So should I leave the subwoofer distance as what the Auto EQ set it at. I think it had it at 15 feet away when it was only 9. All the other speakers were bang on almost to the inch.

I would think that +12dB on all channels cancels out the effect. It would pretty much be the equivalent of turning up the main volume dial 12dB since all channels are increased by that much. 

The surrounds and fronts are the same speakers, RB81's, but the fronts are about 9 feet away from the mic and the surrounds are about 5½ feet away. You would think that if all channels where put up to +12dB the speakers would be equidistant. 

Maybe the settings will change when I move the stuff into their dedicated room. That "should" happen in a couple weeks. I'll repost the result when I do.


----------



## ACGREEN (Feb 23, 2007)

Yamaha uses their own Auto-EQ. If I set the front speakers to large, it is accurate except for the sub. From what i have read, this was a problem with the first generation of Yamaha's with the Auto-EQ but was corrected with the second generation.


----------



## ShnuggMac (Nov 10, 2007)

Maybe Im just not getting this....

If we DONT run auto setup, we're SUPPOSED to measure with a tape or stick or estimate the distance from each channel to the sweet spot -- and this would be "acceptable"....BUT, the auto setup allows for processing delays, adding to the values we would have ordinarily found? 
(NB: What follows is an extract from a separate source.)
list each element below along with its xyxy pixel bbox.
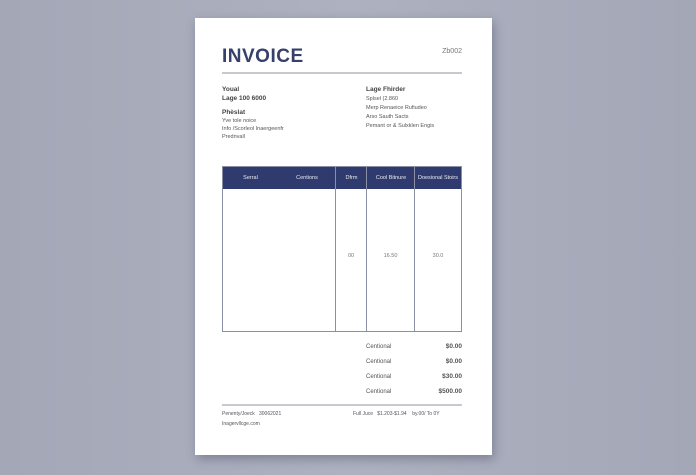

So what is the right way of doing it? The manuals suggest, if doing physical calibration, that we just estimate in feet the distance....but the auto routine changes these parameters. 

So who's right??

Im thinking of running the auto cal again now....:hissyfit::hissyfit::hissyfit:


----------



## ShnuggMac (Nov 10, 2007)

MatrixDweller said:


> So should I leave the subwoofer distance as what the Auto EQ set it at. I think it had it at 15 feet away when it was only 9. All the other speakers were bang on almost to the inch.
> 
> I would think that +12dB on all channels cancels out the effect. It would pretty much be the equivalent of turning up the main volume dial 12dB since all channels are increased by that much.
> 
> ...


Right, Matrix....you would think that with all values set to ONE value, the speakers would ALL be equidistant....perhaps your system is finding that your speakers ARE equidistant....are they?


----------